Anabelle Colaco
26 Oct 2025, 19:55 GMT+10
JUNEAU, Alaska: The Trump administration has approved a sweeping plan to open part of Alaska's Arctic National Wildlife Refuge to oil and gas drilling, reigniting one of the country's most divisive environmental battles.
The Interior Department finalized its decision this week to allow lease sales across the refuge's 1.5-million-acre coastal plain, a pristine expanse viewed by conservationists as an ecological treasure and by many Alaskans as untapped economic potential.
Interior Secretary Doug Burgum announced the plan in Washington, D.C., joined by Alaska Republican leaders, including Governor Mike Dunleavy and members of the state's congressional delegation. The move fulfills a key campaign pledge by President Donald Trump and congressional Republicans to reopen the refuge, decades after protections were first enacted.
The decision authorizes lease sales over the next decade under the tax and spending package Trump pushed through Congress this summer. It also restores oil and gas leases that had been canceled by the previous administration, following a court ruling in March that said the cancellations exceeded executive authority.
"This clears the path for responsible development and a stronger Alaska economy," Burgum said, while environmental and Indigenous leaders condemned the decision as a threat to fragile Arctic ecosystems and Native ways of life.
The refuge's coastal plain, home to polar bears, migratory birds, and the Porcupine caribou herd, is considered sacred by the Indigenous Gwich'in people. They depend on the herd for food and cultural continuity and have long opposed drilling in the area.
Meda DeWitt of The Wilderness Society said the administration "is placing corporate interests above the lives, cultures and spiritual responsibilities of the people whose survival depends on the Porcupine caribou herd."
But leaders from the Iñupiaq village of Kaktovik, located within the refuge, support oil exploration as a path to jobs and self-sufficiency.
"It is encouraging to see decisionmakers in Washington advancing policies that respect our voice and support Kaktovik's long-term success," said Charles "CC" Lampe, president of Kaktovik Iñupiat Corp.
A second lease sale held late in President Joe Biden's term drew no bidders, which critics said reflected overly restrictive conditions.

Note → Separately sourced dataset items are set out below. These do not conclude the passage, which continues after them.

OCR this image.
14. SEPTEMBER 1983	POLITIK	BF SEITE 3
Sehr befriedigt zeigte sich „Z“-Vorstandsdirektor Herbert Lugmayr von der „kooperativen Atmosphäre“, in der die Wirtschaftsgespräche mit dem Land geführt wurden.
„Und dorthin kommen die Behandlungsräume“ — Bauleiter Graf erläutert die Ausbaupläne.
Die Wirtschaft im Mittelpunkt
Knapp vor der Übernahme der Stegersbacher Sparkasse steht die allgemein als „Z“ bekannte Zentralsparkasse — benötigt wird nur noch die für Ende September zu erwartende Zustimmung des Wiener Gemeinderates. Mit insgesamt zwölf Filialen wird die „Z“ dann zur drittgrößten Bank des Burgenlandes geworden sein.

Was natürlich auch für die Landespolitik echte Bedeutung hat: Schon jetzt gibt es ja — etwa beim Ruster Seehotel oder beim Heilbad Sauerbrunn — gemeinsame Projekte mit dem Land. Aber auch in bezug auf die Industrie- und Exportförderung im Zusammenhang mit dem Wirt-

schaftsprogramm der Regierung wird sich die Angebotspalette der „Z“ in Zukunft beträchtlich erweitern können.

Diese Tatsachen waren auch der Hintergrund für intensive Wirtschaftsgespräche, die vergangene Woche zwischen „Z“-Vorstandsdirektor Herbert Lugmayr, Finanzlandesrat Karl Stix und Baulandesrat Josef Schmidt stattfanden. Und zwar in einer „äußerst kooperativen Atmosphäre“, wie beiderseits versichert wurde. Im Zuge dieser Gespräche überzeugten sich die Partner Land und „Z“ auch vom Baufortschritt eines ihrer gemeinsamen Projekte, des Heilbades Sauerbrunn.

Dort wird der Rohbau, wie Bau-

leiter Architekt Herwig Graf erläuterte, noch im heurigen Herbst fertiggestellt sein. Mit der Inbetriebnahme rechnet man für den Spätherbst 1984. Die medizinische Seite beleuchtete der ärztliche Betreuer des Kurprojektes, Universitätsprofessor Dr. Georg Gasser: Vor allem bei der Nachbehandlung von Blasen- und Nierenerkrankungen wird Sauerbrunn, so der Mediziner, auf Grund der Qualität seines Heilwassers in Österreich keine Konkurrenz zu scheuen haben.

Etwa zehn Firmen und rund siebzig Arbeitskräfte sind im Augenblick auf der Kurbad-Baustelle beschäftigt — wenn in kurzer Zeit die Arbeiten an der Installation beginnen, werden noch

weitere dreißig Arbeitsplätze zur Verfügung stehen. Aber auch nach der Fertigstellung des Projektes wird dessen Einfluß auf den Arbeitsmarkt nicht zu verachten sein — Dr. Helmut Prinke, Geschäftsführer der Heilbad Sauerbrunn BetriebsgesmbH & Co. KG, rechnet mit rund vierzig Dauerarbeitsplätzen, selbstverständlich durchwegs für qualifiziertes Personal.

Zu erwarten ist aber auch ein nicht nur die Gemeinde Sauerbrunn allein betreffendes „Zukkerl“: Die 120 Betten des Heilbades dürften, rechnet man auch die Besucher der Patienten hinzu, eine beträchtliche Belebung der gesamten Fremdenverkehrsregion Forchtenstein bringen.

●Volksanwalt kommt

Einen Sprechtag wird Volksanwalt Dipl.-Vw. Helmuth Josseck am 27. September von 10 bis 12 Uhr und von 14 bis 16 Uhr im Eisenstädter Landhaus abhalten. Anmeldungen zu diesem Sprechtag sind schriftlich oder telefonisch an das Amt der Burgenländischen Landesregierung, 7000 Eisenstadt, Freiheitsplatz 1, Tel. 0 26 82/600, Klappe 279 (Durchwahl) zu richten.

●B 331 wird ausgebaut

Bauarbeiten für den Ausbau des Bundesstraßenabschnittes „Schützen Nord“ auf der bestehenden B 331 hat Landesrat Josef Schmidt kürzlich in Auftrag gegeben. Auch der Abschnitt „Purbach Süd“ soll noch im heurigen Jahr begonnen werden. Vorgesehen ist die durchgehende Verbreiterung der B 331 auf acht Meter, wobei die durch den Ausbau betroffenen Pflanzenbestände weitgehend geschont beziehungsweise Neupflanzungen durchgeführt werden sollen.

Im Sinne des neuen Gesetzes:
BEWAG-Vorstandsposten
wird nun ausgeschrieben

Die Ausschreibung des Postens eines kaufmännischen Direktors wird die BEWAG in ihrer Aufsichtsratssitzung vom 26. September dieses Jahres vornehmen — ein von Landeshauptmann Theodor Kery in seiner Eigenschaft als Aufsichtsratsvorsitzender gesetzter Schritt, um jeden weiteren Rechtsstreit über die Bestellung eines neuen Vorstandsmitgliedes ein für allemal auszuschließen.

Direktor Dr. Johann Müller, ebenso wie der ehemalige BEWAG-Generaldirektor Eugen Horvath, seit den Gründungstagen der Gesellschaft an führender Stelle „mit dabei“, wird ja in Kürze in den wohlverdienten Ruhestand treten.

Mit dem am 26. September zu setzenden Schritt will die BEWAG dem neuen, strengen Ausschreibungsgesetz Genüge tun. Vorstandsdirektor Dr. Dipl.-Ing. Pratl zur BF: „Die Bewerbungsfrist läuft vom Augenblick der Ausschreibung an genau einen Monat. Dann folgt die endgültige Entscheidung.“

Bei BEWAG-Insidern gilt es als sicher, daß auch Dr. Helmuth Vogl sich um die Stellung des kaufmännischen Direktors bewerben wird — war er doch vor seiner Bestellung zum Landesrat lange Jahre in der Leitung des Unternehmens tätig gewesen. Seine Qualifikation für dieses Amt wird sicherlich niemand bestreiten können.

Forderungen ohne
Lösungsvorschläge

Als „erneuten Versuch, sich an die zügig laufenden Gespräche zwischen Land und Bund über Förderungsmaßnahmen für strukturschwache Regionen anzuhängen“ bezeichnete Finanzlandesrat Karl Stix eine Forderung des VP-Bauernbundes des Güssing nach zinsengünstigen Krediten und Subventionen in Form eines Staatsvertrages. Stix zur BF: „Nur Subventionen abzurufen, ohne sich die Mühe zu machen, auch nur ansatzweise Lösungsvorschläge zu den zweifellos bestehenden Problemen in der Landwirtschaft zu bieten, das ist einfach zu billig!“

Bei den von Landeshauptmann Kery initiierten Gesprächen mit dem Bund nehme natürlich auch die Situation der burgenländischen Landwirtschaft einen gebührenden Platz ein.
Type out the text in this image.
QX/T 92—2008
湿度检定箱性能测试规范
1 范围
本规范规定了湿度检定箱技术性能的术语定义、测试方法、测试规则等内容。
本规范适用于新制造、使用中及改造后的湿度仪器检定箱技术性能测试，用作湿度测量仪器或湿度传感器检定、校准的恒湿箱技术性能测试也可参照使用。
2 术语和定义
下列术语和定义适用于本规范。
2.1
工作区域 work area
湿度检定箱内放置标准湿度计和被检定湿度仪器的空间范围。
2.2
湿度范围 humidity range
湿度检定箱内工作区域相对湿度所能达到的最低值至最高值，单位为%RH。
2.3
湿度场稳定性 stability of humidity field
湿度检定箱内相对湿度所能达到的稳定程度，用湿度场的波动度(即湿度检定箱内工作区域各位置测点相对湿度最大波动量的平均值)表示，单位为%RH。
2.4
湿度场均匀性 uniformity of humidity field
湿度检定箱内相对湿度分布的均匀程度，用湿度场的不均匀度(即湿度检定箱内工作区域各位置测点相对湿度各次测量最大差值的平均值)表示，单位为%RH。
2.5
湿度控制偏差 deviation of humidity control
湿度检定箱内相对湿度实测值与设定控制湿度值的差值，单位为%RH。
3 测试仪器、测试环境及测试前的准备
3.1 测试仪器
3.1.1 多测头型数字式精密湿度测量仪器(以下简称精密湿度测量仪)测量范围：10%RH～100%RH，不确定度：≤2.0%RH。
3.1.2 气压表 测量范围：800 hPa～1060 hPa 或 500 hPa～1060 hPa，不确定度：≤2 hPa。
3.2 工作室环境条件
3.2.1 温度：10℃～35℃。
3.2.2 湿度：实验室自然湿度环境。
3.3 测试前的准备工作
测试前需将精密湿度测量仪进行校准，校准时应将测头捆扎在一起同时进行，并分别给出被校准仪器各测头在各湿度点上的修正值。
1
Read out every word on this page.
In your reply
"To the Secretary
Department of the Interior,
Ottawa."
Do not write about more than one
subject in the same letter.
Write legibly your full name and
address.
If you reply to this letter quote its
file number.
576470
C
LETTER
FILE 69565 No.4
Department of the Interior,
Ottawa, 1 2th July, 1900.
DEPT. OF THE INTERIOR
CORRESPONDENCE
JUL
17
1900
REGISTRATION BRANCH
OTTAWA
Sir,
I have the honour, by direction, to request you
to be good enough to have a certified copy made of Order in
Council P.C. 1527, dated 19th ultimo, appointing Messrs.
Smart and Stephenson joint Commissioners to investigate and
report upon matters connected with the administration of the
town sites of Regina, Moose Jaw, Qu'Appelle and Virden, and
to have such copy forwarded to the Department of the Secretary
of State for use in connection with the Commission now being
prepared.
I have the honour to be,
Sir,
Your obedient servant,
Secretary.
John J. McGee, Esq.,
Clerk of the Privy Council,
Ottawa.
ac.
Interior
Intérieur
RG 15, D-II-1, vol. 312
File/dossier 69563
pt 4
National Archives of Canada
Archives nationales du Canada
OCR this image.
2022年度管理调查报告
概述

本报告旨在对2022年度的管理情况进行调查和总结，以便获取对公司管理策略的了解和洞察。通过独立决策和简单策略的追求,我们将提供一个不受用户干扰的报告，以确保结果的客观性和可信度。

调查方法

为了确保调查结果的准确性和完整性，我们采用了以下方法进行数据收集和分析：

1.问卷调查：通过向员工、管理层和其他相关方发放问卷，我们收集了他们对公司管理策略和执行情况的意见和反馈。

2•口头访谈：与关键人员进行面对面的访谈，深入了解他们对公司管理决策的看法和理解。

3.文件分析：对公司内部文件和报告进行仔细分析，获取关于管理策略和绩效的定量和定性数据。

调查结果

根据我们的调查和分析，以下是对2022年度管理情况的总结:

The administration also unveiled a related land exchange deal to allow construction of a long-sought road connecting the remote community of King Cove to the all-weather airport at Cold Bay.
The 11-mile gravel road would pass through the Izembek National Wildlife Refuge, home to internationally recognized wetlands that shelter hundreds of thousands of migratory birds. King Cove residents have argued for decades that the road is essential for access to emergency medical care, while conservationists warn it will fragment critical habitat.
Burgum described the road agreement as a "life and safety" measure. Governor Dunleavy and Alaska's congressional delegation have also backed the project.
Environmental groups vowed immediate legal action. Cooper Freeman, Alaska director of the Center for Biological Diversity, said the deal would exchange roughly 500 acres of "ecologically irreplaceable wilderness lands" inside the refuge for about 1,739 acres of King Cove Corp. land outside it.
"Along with the Native villages of Hooper Bay and Paimiut, we absolutely plan to challenge this decision in court," Freeman said.
The Arctic refuge has been at the center of U.S. environmental politics for more than 40 years, symbolizing the broader clash between conservation and energy independence.
Sen. Lisa Murkowski, a Republican and longtime advocate of both projects, said she has pushed for the King Cove road throughout her Senate career. She called the refuge a "literal bread basket" for migratory birds but insisted the route can be built with minimal disruption.
"Nobody's talking about a multi-lane paved road moving lots of big trucks back and forth," Murkowski said. "It is still an 11-mile, one-lane, gravel, noncommercial-use road."